Just when it seemed that authorities had finally come to support museum reform, the BJP’s landslide election victory of 2014 saw its leader Narendra Modi become India’s prime minister. While Modi promises to purge corruption and cut red tape, the new political climate has emboldened Hindu fundamentalists keen on cultural censorship.
Directors under fire
In 2014, Mehta unveiled an ambitious expansion plan for a new, 120,000 sq. ft wing at the BDL that will include galleries, a learning centre and research facilities. But political machinations threaten her grand vision. In March, trouble began when India’s prestigious Lakmé Fashion Week finale at the museum was abruptly moved after alleged threats from a local right-leaning political group. Shortly after, taking issue with the museum’s expansion plan that would demolish a playground, the municipal authority passed a proposal to revoke the tripartite agreement and Mehta was put on six-month notice.

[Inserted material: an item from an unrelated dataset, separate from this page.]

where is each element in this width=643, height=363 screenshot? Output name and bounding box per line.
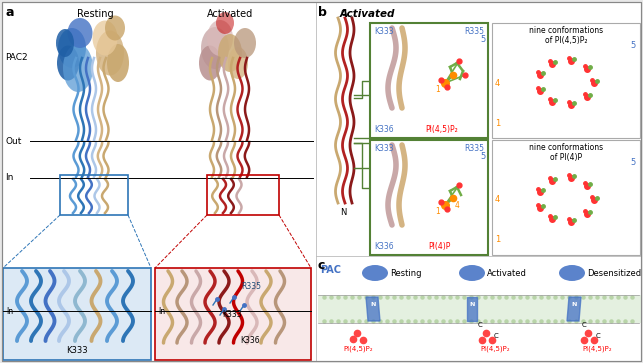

Meanwhile, the modernisation of the National Museum may suffer a setback as Vasudevan was unexpectedly transferred to the sports ministry in May, in a move that apparently caught even the minister of culture, Mahesh Sharma, unawares. Those in the art scene’s inner circles suspect that the transfer was triggered by the director’s refusal to lend Buddha’s relics for a religious function attended by Modi. The Mumbai-based curator Girish Shahane says: “No museum director worth his salt would permit the shifting of a precious and delicate artefact without weeks of planning and the assurance of a secure, climate-controlled environment at its destination. For doing his job, and denying Modi a photo op in the process, Vasudevan’s been shown the door.”

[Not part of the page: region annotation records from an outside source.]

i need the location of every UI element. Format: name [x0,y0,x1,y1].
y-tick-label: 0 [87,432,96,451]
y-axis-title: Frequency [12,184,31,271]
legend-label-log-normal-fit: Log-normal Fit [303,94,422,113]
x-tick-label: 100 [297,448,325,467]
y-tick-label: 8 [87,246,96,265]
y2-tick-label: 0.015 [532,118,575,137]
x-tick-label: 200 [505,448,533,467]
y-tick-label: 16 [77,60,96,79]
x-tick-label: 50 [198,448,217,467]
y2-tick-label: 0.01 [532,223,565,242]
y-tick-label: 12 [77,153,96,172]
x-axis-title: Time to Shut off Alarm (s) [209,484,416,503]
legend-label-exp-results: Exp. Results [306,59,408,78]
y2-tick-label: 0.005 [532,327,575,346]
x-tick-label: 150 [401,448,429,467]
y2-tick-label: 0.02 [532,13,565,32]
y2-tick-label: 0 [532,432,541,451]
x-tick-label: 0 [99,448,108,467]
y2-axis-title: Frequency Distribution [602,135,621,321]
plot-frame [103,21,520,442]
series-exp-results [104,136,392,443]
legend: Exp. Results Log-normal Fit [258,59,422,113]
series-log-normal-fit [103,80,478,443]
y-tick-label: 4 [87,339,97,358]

The National Museum’s recent exhibition Nauras: the Many Arts of the Deccan (27 January-20 March), a collaboration with the non-profit arts organisation Aesthetics Project, showed how the dynasty fostered a cosmopolitan culture over a period of almost 400 years. The Sultanates were known for their cultural tolerance. The show illustrates the power of India’s museums to present historical evidence of harmonious syncretism and co-operation between communities. This narrative naturally comes into conflict with the chauvinist sentiments of Hindu fundamentalists.
The reform of the BDL and National Museum have shown the right wing a glimpse of their potential influence. Their supporters hope the government will allow modernisation to continue. But some fear that these shining examples among India’s museums will silently slide back into a state of neglect or, worse, be used as tools of religious propaganda.